Batch Processing Architecture
Splittable DoFn
import apache_beam as beam
from apache_beam.transforms.splittablefn import SplittableDoFn
from apache_beam.transforms.window import TimestampedValue
import datetime
class ReadFilesInParallel(SplittableDoFn):
"""Read and process files in parallel using Splittable DoFn."""

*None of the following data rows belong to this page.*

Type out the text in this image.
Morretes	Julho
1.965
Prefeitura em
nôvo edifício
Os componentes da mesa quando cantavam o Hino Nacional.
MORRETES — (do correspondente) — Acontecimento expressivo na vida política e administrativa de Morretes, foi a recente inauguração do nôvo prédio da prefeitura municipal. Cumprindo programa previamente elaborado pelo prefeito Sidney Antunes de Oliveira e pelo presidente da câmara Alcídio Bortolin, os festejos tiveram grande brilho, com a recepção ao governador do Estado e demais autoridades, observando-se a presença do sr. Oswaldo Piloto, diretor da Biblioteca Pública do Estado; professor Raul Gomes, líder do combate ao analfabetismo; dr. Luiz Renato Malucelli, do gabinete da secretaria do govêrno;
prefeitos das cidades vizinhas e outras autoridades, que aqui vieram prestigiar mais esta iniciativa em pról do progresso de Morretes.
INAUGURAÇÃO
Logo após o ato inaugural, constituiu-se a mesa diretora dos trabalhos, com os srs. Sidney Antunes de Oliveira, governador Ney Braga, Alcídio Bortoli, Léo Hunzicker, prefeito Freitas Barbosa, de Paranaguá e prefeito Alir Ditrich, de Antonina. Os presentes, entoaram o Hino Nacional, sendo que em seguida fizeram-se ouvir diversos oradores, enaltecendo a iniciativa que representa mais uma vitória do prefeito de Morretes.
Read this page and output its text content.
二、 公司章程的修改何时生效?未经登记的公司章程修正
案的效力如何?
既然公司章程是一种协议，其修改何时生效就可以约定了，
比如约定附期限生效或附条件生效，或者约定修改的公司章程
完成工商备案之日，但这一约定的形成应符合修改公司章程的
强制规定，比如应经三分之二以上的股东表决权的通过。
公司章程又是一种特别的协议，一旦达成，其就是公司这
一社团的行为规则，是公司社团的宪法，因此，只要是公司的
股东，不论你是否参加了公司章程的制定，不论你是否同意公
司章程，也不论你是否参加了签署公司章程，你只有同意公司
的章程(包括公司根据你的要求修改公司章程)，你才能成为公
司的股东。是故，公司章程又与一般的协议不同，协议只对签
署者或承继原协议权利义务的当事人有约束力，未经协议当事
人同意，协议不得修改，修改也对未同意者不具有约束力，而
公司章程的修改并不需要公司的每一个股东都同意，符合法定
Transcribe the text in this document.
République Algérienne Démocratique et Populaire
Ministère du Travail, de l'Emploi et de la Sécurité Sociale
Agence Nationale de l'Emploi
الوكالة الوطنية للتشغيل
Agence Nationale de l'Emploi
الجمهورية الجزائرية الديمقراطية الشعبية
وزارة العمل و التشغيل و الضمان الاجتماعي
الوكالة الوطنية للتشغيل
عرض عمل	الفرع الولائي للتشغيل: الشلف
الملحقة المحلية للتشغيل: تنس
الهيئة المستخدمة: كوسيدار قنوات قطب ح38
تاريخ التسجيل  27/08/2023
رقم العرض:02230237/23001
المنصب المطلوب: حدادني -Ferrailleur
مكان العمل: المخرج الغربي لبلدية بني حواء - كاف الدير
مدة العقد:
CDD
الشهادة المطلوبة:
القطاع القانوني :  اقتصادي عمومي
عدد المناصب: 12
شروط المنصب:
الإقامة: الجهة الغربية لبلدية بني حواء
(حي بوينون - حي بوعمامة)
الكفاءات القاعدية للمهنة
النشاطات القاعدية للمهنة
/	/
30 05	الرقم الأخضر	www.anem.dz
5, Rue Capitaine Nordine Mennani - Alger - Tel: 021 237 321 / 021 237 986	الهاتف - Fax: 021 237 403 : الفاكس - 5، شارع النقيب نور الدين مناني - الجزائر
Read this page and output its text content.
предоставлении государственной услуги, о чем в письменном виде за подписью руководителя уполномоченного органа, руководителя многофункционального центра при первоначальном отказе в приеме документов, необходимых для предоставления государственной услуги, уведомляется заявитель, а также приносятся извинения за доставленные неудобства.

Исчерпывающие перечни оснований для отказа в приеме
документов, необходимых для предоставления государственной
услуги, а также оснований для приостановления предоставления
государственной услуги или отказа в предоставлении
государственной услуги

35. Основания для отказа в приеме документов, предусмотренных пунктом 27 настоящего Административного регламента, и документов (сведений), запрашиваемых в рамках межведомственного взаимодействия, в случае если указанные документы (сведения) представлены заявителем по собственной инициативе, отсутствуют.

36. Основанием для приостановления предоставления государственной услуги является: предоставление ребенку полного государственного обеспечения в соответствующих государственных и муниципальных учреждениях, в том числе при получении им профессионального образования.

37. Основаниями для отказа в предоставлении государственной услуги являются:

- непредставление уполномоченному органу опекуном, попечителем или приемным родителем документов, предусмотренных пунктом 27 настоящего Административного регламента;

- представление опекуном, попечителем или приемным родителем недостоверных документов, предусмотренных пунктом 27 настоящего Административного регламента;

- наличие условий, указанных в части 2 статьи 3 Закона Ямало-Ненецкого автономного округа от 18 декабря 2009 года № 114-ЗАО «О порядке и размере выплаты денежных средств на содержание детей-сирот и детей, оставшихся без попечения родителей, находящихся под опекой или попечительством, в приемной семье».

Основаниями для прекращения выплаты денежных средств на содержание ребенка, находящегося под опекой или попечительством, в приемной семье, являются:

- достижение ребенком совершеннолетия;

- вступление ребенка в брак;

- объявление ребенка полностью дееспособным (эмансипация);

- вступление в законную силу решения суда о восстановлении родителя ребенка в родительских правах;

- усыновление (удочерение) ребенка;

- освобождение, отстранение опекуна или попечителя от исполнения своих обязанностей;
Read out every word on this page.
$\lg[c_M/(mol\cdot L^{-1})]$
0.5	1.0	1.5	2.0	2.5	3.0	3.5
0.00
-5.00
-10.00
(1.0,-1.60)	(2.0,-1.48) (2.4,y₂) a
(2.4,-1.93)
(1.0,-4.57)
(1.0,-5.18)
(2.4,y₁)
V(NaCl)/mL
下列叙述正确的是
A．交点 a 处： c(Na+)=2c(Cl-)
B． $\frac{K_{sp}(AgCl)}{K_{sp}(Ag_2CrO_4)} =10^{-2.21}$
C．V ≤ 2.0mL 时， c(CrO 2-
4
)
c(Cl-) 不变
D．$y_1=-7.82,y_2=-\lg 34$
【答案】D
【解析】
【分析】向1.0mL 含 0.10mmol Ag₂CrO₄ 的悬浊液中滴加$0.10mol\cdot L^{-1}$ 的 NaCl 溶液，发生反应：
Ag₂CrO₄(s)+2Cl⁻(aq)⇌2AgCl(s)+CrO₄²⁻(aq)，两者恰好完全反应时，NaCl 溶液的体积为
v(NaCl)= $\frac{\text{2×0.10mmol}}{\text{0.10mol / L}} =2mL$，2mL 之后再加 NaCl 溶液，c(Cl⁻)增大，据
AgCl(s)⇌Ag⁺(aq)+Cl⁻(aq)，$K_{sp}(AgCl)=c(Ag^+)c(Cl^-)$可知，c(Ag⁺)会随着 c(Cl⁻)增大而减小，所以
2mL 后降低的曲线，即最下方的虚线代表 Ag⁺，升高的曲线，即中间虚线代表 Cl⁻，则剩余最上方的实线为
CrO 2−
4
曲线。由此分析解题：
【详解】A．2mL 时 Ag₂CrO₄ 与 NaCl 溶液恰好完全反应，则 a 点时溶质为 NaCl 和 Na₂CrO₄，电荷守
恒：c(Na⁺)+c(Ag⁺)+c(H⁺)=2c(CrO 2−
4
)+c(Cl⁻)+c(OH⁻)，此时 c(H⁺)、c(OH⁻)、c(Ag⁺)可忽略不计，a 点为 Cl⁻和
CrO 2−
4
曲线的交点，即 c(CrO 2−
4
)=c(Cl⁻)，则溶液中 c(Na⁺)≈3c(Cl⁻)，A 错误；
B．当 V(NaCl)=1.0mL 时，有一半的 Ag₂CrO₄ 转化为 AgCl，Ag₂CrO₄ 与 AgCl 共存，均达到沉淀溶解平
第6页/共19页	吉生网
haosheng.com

def process(self, element, timestamp=beam.DoFn.TimestampParam):
"""Process a file element."""
file_path = element
# Simulate reading and processing file
yield {
'file': file_path,
'processed_at': datetime.datetime.now().isoformat(),
'event_time': timestamp
}
def run_batch_pipeline():
"""Run optimized batch pipeline."""
pipeline_options = PipelineOptions([
'--project', 'my-project',
'--runner', 'DataflowRunner',
'--region', 'us-central1',
'--temp_location', 'gs://my-bucket/temp/',
'--machine_type', 'n1-standard-4',
'--max_num_workers', '20',
'--autoscaling_algorithm', 'THROUGHPUT_BASED',
'--experiments', 'use_runner_v2',
'--number_of_worker_harness_threads', '4'
])
with beam.Pipeline(options=pipeline_options) as pipeline:
(
pipeline
| 'Read Files' >> beam.Create([
'gs://my-bucket/data/file1.json',
'gs://my-bucket/data/file2.json',
'gs://my-bucket/data/file3.json'
])
| 'Process' >> beam.ParDo(ReadFilesInParallel())
| 'Write' >> beam.io.WriteToBigQuery(
'my-project:analytics.processed_data',
schema='file:STRING,processed_at:TIMESTAMP',
write_disposition=beam.io.BigQueryDisposition.WRITE_APPEND
)
)
if __name__ == '__main__':
run_batch_pipeline()
Autoscaling Configuration
# Autoscaling configuration
pipeline_options = PipelineOptions([
'--autoscaling_algorithm', 'THROUGHPUT_BASED',
'--num_workers', '2',
'--max_num_workers', '50',
'--min_num_workers', '1',
'--worker_machine_type', 'n1-standard-4',
'--disk_size_gb', '100'
])
β¨
Best Practice: Use autoscaling for variable workloads. Set appropriate min/max workers based on data volume. Use FlexRS for non-urgent batch jobs. Monitor worker utilization and adjust machine types. Use Splittable DoFn for large file processing.
Common Interview Questions
Q1: What is Splittable DoFn?
Answer: Splittable DoFn allows a single DoFn to be split into multiple bundles for parallel processing. It's useful for processing large files or collections where dynamic work rebalancing is needed.
Q2: When would you use FlexRS vs. standard Dataflow?
Answer: Use FlexRS for non-urgent batch jobs (daily aggregations, backfills) with up to 50% savings. Use standard for time-sensitive processing. FlexRS allows up to 6 hours execution vs. standard's faster completion.
Q3: How do you optimize batch pipeline performance?
Answer: 1) Use appropriate machine types, 2) Enable autoscaling, 3) Optimize parallelism, 4) Use efficient file formats (Parquet), 5) Minimize shuffle, 6) Use Splittable DoFn for large files.
Q4: What is dynamic work rebalancing?
Answer: Dataflow automatically redistributes work among workers to prevent stragglers. If one worker is slower, remaining work is reassigned to faster workers. This ensures optimal resource utilization.
Q5: How do you handle large file processing?
Answer: Use Splittable DoFn to split large files into smaller bundles. Use file-based sources with range reading. Implement custom splitters for binary formats. Consider splitting large files before processing.